Der Gesetzesbund mit seinen Geboten über die Zehntabgabe wurde aufgrund des Todes Jesu, den er am Marterpfahl erlitt, aufgehoben. Darüber schrieb der Apostel Paulus unter Inspiration: ‘Er hat die handschriftliche Urkunde ausgelöscht; und Er hat sie aus dem Wege geräumt, indem sie an den Marterpfahl genagelt wurde’ (Kol. 2:14). Das Gebot, das den Israeliten gegeben wurde, den Zehnten zu entrichten, kann somit nicht als Beweis dafür angeführt werden, daß auch Christen das tun sollten.
Wenn wir die Christlichen Griechischen Schriften prüfen, finden wir keinen Hinweis, daß die Glieder der Kirche des ersten Jahrhunderts den Zehnten geben mußten. Wohl spendeten sie, als eine Sammlung für bedürftige Christen durchgeführt wurde, auch unterstützten sie Älteste, die in Wort und Lehre hart arbeiteten, aber wir lesen nichts davon, daß sie einen besonderen Prozentsatz ihres Einkommens für solche Spenden beiseite legten (Apg. 11:29; Röm. 15:26; 1. Kor. 16:1-3; Phil. 4:15, 16).
In den Christlichen Griechischen Schriften wird ausdrücklich betont, daß die Christen freiwillig und von Herzen geben sollten. Wir lesen: „Denn wenn vorerst die Bereitschaft da ist, so ist sie besonders annehmbar gemäß dem, was jemand hat, nicht gemäß dem, was jemand nicht hat“ (2. Kor. 8:12). „Jeder tue so, wie er es in seinem Herzen beschlossen hat, nicht widerwillig oder aus Zwang, denn Gott liebt einen fröhlichen Geber“ (2. Kor. 9:7). Wären die Christen verpflichtet gewesen, den Zehnten zu geben, dann wäre die Höhe des Betrages bereits durch ein ausdrückliches Gebot festgesetzt gewesen.

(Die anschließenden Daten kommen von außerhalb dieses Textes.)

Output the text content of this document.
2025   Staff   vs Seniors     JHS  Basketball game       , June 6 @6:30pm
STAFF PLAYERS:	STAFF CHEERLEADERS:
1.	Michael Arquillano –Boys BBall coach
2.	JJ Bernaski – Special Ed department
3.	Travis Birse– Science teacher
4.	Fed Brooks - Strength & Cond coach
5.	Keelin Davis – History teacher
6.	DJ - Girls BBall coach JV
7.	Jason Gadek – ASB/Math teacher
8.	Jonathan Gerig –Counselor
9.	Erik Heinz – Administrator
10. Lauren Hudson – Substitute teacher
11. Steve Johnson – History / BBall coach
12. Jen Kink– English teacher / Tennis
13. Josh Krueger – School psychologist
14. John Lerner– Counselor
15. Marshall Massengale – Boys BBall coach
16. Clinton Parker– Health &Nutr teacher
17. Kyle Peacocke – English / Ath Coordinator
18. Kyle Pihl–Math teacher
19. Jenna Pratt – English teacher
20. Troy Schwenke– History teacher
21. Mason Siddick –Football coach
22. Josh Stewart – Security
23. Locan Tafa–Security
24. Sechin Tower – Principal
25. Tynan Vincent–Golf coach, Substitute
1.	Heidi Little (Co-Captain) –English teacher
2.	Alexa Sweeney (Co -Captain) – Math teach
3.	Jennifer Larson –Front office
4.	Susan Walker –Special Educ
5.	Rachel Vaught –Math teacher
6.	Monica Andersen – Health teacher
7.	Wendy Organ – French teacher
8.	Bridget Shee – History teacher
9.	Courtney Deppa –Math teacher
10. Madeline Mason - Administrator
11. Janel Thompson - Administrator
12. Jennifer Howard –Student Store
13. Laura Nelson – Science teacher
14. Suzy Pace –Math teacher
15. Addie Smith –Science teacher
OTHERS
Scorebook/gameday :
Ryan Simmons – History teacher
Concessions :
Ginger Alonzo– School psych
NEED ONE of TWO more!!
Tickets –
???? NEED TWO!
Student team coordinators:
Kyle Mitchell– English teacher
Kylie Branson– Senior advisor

Über die materielle Unterstützung von Ältesten wurde den Christen der Rat gegeben: „Die älteren Männer, die in vortrefflicher Weise als Vorsteher dienen, halte man doppelter Ehre würdig, besonders die, die hart arbeiten in Wort und Lehre. Denn das Schriftwort sagt: ,Du sollst einem Stier, wenn er das Getreide ausdrischt, das Maul nicht verbinden‘ und: ,Der Arbeiter ist seines Lohnes würdig‘“ (1. Tim. 5:17, 18). Auch hier wird nichts von einer Zehntabgabe an die Ältesten, um sie materiell zu unterstützen, gesagt. Aus diesem Text dürfen wir aber auch nicht den Schluß ziehen, daß die Ältesten ein festes Gehalt empfingen. Christen gaben ihnen von sich aus Geschenke, weil sie es schätzten, daß diese Ältesten Zeit für die Versammlung aufwendeten, in der sie hätten Geld verdienen können. Der Apostel Paulus und andere treue Älteste strebten jedoch nicht nach solch materieller Unterstützung. Sie arbeiteten mit ihren Händen, um ihren Unterhalt bestreiten zu können (1. Thess. 2:9).
Die Bibel liefert somit keinen Beweis dafür, daß die ersten Christen die Abgabe des Zehnten als eine ihnen von Gott auferlegte Pflicht betrachtet hätten. Das war sie nur in der Zeit, da der Gesetzesbund in Kraft war. Als das Gesetz aufgehoben wurde, wurde auch das Gebot über die Zehntabgabe aufgehoben. Und der Christenversammlung ist nicht geboten worden, den Zehnten zu geben. Was zur Förderung der Belange der wahren Gottesanbetung gespendet wurde, wurde freiwillig gegeben. Heute folgen Jehovas christliche Zeugen in dieser Hinsicht dem Beispiel der Christenversammlung des 1. Jahrhunderts.